Rogers State Prison
- Interactive map of Rogers State Prison
- Location: 1978 Georgia Highway 147 Reidsville, Georgia postal address;
- Status: open
- Security class: medium
- Capacity: 1450
- Opened: 1983; expanded 1989
- Managed by: Georgia Department of Corrections

= Rogers State Prison =

Prison in Georgia, United States

Rogers State Prison is a Georgia Department of Corrections state medium-security prison for men located in unincorporated Tattnall County, Georgia, near Reidsville. Currently, the operational capacity of the facility is 1450 inmates and its warden is Sandi West. (Reidsville is also the site of the 1938 Georgia State Prison, about one mile away.)

The facility includes an extensive working farm, a canning operation, a dairy, and beef and pork production. These agricultural programs contribute a significant amount of food back into other state prisons.

In May 2005 multiple correctional officers were suspended, pending an investigation of allegations made by a former guard and whistleblower named Tommy Cardell. Cardell went to the Georgia Bureau of Investigation claiming that he had seen 20 to 30 instances of prisoners being beaten while handcuffed, and other systematic cruel treatment.

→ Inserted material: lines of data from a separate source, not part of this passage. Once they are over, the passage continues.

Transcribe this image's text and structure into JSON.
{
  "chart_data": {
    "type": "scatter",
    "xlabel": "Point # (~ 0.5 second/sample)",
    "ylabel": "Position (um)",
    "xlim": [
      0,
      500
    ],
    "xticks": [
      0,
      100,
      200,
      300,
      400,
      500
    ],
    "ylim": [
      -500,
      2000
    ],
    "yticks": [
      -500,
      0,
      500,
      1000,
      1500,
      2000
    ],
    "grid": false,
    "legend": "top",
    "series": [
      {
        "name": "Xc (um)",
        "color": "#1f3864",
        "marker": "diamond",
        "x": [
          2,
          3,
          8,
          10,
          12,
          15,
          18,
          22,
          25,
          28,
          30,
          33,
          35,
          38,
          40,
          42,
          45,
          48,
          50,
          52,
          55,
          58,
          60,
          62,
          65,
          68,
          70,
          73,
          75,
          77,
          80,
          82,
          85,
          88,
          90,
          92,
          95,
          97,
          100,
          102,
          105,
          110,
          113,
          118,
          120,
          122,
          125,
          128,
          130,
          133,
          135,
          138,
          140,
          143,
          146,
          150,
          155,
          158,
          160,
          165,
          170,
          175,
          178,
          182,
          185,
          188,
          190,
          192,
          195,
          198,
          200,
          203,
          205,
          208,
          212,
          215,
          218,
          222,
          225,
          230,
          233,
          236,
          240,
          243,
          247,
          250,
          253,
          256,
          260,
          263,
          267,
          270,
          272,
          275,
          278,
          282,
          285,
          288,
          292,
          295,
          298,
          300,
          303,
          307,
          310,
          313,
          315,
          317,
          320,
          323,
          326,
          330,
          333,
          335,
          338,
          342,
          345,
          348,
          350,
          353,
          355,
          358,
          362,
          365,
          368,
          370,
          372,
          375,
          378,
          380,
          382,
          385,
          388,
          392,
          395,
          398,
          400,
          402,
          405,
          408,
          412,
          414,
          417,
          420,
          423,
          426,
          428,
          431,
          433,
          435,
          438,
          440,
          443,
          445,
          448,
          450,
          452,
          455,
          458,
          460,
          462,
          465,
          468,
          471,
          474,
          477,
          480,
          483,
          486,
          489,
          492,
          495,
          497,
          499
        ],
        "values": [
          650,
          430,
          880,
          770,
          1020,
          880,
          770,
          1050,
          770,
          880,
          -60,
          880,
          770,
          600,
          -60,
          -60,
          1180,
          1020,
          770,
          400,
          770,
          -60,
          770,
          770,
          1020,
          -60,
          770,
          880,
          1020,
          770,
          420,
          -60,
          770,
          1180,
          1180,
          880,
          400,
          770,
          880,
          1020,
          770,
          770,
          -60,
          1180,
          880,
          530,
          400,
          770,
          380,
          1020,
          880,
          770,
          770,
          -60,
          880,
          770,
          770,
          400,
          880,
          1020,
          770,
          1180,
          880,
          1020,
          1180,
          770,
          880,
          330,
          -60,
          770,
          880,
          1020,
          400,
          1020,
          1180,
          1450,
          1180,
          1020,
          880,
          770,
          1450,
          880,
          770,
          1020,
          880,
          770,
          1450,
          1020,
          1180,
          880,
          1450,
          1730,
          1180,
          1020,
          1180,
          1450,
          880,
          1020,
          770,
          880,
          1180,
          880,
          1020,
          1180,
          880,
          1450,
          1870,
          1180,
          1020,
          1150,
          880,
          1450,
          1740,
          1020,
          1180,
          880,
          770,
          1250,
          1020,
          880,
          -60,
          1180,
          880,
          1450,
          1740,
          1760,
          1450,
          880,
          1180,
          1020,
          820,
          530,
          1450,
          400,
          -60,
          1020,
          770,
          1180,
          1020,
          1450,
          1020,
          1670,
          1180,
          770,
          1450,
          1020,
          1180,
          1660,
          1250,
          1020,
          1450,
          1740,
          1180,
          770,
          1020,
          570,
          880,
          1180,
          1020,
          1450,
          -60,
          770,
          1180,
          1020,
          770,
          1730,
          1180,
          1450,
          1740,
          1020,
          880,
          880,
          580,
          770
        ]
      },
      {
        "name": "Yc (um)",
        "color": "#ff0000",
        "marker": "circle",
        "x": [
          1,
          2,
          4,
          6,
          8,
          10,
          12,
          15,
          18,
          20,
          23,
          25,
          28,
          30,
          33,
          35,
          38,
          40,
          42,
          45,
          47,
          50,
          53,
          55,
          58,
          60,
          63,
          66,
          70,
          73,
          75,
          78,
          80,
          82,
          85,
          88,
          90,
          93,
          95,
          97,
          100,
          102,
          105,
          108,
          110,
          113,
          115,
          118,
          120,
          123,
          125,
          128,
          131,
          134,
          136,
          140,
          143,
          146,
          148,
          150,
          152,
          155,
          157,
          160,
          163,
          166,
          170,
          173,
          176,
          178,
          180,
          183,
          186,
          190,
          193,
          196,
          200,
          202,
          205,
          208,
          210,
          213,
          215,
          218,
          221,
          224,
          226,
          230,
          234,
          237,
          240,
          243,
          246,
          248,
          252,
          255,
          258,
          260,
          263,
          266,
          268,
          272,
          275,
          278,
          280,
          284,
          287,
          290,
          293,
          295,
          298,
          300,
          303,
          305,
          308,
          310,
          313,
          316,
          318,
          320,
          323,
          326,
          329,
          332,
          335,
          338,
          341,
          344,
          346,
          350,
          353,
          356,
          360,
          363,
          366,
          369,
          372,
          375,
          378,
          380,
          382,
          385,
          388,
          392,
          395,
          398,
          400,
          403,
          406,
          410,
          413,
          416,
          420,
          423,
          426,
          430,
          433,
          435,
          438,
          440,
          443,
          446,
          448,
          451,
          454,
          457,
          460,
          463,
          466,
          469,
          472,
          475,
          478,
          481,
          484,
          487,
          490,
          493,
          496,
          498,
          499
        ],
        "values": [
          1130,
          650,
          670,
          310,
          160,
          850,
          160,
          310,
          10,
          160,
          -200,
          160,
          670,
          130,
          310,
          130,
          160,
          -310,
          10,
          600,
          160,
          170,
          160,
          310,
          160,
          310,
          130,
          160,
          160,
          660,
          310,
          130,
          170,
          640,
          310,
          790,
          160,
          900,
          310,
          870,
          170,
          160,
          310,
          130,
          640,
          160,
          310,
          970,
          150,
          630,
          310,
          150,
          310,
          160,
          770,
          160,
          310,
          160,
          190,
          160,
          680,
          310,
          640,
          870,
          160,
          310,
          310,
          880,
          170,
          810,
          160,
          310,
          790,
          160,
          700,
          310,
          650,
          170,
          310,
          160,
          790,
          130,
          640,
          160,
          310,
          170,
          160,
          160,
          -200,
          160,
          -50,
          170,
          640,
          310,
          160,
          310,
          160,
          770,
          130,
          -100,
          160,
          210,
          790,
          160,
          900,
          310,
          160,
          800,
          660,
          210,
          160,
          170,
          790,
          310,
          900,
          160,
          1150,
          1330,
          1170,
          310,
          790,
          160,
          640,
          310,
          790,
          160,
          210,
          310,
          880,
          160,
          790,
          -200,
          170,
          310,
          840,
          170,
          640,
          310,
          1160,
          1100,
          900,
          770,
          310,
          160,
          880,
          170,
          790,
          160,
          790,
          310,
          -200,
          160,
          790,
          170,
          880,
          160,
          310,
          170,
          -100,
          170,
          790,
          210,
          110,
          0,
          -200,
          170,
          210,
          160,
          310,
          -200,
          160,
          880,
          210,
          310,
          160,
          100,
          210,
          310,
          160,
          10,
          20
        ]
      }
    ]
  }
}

Rogers was the scene of the alleged mistreatment of a transgender female inmate named Zahara Green in July 2012. Green filed suit against the state corrections department.

On October 25, 2019 the administration at Rogers State Prison released, due to an error, prisoner Tony Maycon Munoz-Mendez, 31, who was convicted of rape and aggravated child molestation in Gwinnett County, according to Georgia Department of Corrections records. He had been in prison since April 2015 and was serving a life sentence. Officials with the U.S. Marshals Service and the Georgia Department of Corrections recaptured Munoz-Mendez on October 30, 2019 in Kentucky.